Human Activities and the Loss of Natural Resources Essay
Natural resources including soil, water, forest, mineral and biodiversity have been repeatedly destroyed around the world by humans. “Since 1970, over 600,000 square kilometers (232,000 square miles) of Amazon rainforest have been destroyed” (Butler, 2011). The FAO (Food and Agriculture Organization) estimated that “soil erosion carries away a volume of soil equivalent to one metre deep over 200,000 hectares every year in the Philippines.” In Asia, where water has always been regarded as an abundant resource, per capita availability declined by 40-60% between 1955 and 1990 (Coleridge, 2006). “In South Africa major conservation areas such as Kruger national park risked losing up to 60% of the species under their protection” (Brown, 2004).

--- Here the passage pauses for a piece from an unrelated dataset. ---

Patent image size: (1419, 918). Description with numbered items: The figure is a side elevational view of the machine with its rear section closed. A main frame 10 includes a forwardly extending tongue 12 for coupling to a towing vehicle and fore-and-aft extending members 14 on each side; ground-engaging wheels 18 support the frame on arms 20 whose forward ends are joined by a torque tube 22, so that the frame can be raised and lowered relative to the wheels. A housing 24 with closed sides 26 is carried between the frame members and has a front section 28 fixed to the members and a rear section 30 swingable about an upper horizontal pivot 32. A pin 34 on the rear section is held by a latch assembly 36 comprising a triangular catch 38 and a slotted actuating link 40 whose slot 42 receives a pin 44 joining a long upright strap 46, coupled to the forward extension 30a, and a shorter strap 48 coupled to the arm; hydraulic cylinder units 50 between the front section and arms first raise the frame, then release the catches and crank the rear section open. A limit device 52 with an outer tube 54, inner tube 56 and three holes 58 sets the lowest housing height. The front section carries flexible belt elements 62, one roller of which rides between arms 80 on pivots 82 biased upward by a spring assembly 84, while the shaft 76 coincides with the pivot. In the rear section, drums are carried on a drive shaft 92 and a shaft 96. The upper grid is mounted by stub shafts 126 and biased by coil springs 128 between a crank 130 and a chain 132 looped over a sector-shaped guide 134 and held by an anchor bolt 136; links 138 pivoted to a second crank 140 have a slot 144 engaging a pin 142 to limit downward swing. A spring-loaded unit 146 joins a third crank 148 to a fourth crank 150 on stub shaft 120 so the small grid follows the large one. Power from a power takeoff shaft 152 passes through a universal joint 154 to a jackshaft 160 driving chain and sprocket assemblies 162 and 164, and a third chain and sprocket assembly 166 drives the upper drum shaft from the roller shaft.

Mindful of the losses of natural resources, this essay will discuss how human activities harm the world’s natural resources in terms of the loss of soil resource, forest resource, and biodiversity.
• The loss of soil resource
Human activities have often led to the loss of soil resources, which are the basis for sustained food security. Soil occurs naturally from physical and chemical disintegration of rocks and minerals combined with fossil. Because of such a combination, soil has different properties. Nowadays human activities repeatedly destroy soil resource. For example, illegal logging degrades soil quality. It is easy for wind and water to bring fertile soil away, which eventually results to soil erosion. The FAO (Food and Agriculture Organization, a branch of United Nations) estimates that “the global loss of productive land through erosion is 5-7 million ha/year.” Another example of the loss of soil resource is farmers’ lack of knowledge (ทัศนีย์ อัตตะนันทน์, 2554). These farmers will not know indeed how to prepare soil for cultivation. That is why the soil quality is damaged. WRI, UNEP, UNDP, and World Bank have found that “the degradation of soil resources all over the world is 1.9 billion hectares.” Both examples show that human activities cause the loss of soil resource.

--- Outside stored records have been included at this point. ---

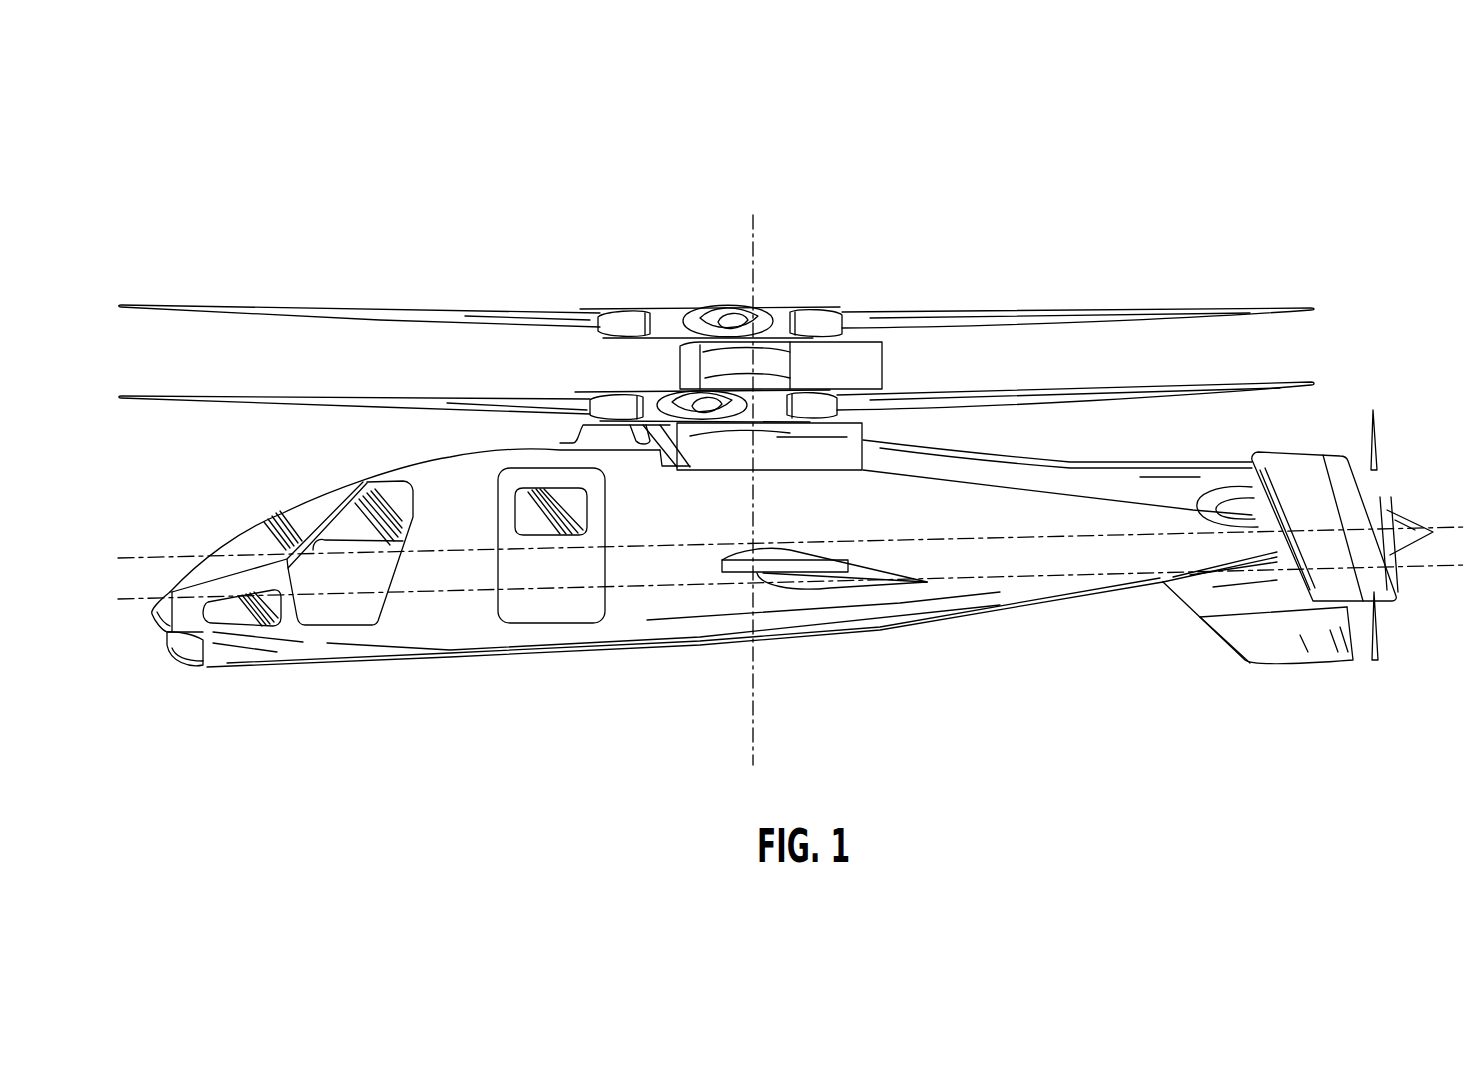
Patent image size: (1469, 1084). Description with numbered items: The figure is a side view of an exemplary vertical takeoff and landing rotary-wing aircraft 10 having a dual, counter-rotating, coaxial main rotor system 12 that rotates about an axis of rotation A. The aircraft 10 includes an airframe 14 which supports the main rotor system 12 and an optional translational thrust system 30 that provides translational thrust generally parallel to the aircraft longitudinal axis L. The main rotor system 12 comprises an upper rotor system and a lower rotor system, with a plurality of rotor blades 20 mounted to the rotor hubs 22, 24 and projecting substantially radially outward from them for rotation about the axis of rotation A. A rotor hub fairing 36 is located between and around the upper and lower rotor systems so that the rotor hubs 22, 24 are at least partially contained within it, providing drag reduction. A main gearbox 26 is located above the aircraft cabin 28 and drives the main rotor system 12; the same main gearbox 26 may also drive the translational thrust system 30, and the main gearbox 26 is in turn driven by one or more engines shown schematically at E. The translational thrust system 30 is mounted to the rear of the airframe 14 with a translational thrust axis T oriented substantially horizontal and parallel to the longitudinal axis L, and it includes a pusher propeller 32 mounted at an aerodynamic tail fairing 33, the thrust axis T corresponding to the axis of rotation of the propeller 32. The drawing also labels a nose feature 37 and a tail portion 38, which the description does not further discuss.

The rotary-wing aircraft 10 is at (934, 185).
The main rotor system 12 is at (835, 270).
The airframe 14 is at (367, 472).
The rotor blades 20 is at (1097, 389).
The rotor hub 22 is at (688, 300).
The rotor hub 24 is at (678, 392).
The main gearbox 26 is at (726, 452).
The aircraft cabin 28 is at (455, 630).
The translational thrust system 30 is at (1362, 408).
The pusher propeller 32 is at (1380, 618).
The aerodynamic tail fairing 33 is at (1255, 645).
The rotor hub fairing 36 is at (882, 345).
The nose landing light housing 37 is at (202, 627).
The tail section / extending tail 38 is at (1152, 558).
The engines E is at (875, 455).
The translational thrust axis T is at (782, 550).
The aircraft longitudinal axis L is at (782, 591).
The axis of rotation A is at (753, 504).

• The loss of forest resource
Forests, which are valuable asset and essential resource on earth, have been destroyed by human activities. “Nearly 4 billion hectares of forest cover the earth’s surface, roughly 30 percent of its total land area” (Mygatt, 2006). There are many tree and animal species in the forest, so forests contain a lot of beneficial things for humans. Many human activities destroy the forest area. For example, people often cut down the trees and use the wood for trade, fuel, and furniture. The removal of trees without sufficient reforestation will result to the loss of forest area. “Forest area decreased worldwide by 0.22% per year in the period 1990-2000 and 0.18% per year between 2000 and 2005” (FAO, 2006).
This research shows that the world in every year still continues to lose the forest area. Another example of human activity is people, especially in developing countries, change the forest area to agriculture land and tourist attraction including resorts, museums, and parks. The 2007 report, which involved more than 1,300 scientists from 95 countries, said that “every year about 10-million hectares of the world’s forests are lost to unsustainable modes of economic development.” All of above are human activities, which cause the loss of forest resource.
• The loss of biodiversity
Despite knowing about biodiversity’s importance for a long time, human activity has been causing the loss of biodiversity. Biodiversity means the diversity of plant and animal life in a particular habitat around the world. Scholar estimates that “there are 5 million species on the earth, but only 1.9 species are known.” Nevertheless, the numbers of species have been disappearing by human activities every day. For instance, illegal logging is the greatest cause of species extinction worldwide because tropical forests contain at least half the Earth’s species. Scientists said that “plant and animal species are now disappearing 100 to 1,000 times faster than the natural pace of extinction.”
This rapid extinction rate makes ecosystem become imbalance. Another example of human activity that causes the loss of biodiversity is hunting. Most people hunt for food, trade, and recreation. This activity also makes the wildlife become extinct rapidly. Statistics data on the loss of biodiversity suggest that “at least 20% of bird species have already completely vanished and that 23% of mammals, 25% of conifers, 32% of amphibians and 52% of cycads continue to face serious threat of extinction.” These are the examples of human activities that lead to the loss of biodiversity.
Human activities (such as illegal logging, farmers’ lack of knowledge, land clearing, and hunting) are the major causes of the losses of soil resource, forest resource, and biodiversity. People should pay more attention to these problems. They can learn more information about the soil to prevent the loss of soil resource. When they cut down trees, they should not forget to reforest for avoiding the loss of forest resource. They should be more concern and conserve to the forest area to protect biodiversity, otherwise plant and animal species on earth may decrease and totally disappear from the earth.